Abstract. Nofiani R, Rizky, Briliantoro R, Ardiningsih P. 2021. Anti-bacteria and toxicity potential of a rare Actinobacterium Pseudonocardia sp. SM1A, isolated from Mangrove Park, West Kalimantan, Indonesia. Biodiversitas 23: 453-458. This study aimed to identify and evaluate antibacterial and toxicity activities of a rare Actinobacterium isolated from mangrove mud, Mempawah District, West Kalimantan. The mangrove mud sample was inoculated on ISP4 agar dissolved with seawater enriched meropenem (75µg/mL) and nystatin (100 µg/mL) using pour plate procedure and incubated at room temperature until the appearance powdery colony.
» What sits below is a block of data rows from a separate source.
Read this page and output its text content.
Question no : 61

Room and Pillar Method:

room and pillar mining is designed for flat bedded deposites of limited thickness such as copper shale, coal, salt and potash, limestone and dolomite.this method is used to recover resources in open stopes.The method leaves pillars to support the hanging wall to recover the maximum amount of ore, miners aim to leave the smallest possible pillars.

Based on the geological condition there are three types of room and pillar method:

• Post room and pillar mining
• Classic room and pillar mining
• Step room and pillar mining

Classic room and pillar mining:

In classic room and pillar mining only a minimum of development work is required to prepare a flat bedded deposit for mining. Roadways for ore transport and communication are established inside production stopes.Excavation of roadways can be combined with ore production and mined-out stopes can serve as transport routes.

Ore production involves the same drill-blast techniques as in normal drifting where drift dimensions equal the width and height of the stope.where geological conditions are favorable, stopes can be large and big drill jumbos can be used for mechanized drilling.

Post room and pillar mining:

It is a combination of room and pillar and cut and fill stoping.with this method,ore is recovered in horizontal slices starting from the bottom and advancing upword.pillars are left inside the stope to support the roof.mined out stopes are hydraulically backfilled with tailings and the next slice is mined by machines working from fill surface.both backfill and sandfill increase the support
One of the 2 powdery colonies successfully isolated was SM1A. SM1A was morphologically and biochemically identified to determine its genus and tested antibacterial activities using the cross streak method. SM1A also was cultivated and shaken at room temperature. After 10 days, the culture was extracted using ethyl acetate and then the extract was tested antibacterial activities using a well diffusion method and toxicity using brine shrimp lethality test (BSLT). SM1A was identified as Pseudonocardia sp., then was called Pseudonocardia sp. SM1A. Pseudonocardia sp. SM1A tested anti-bacteria using the cross streak method showed active against Staphylococcus aureus, Salmonella typhi, Escherichia coli, Pseudomonas aeruginosa, Vibrio cholera, and Streptococcus mutants for the ISP4 agar medium and S. typhi, S. mutants, and V. cholera for the ISP1. Pseudonocardia sp. SM1A extract prepared from ISP1 broth medium was active against S. typhi, E. coli, V. cholera, and Streptococcus mutants. In addition, Pseudonocardia sp. SM1A extract cultivated on ISP1 broth medium showed LC50=11.2570 µg/mL based on the BSLT and categorized as moderately toxic level. Pseudonocardia sp. SM1A contained secondary metabolites having high potential as lead compounds for drug discovery.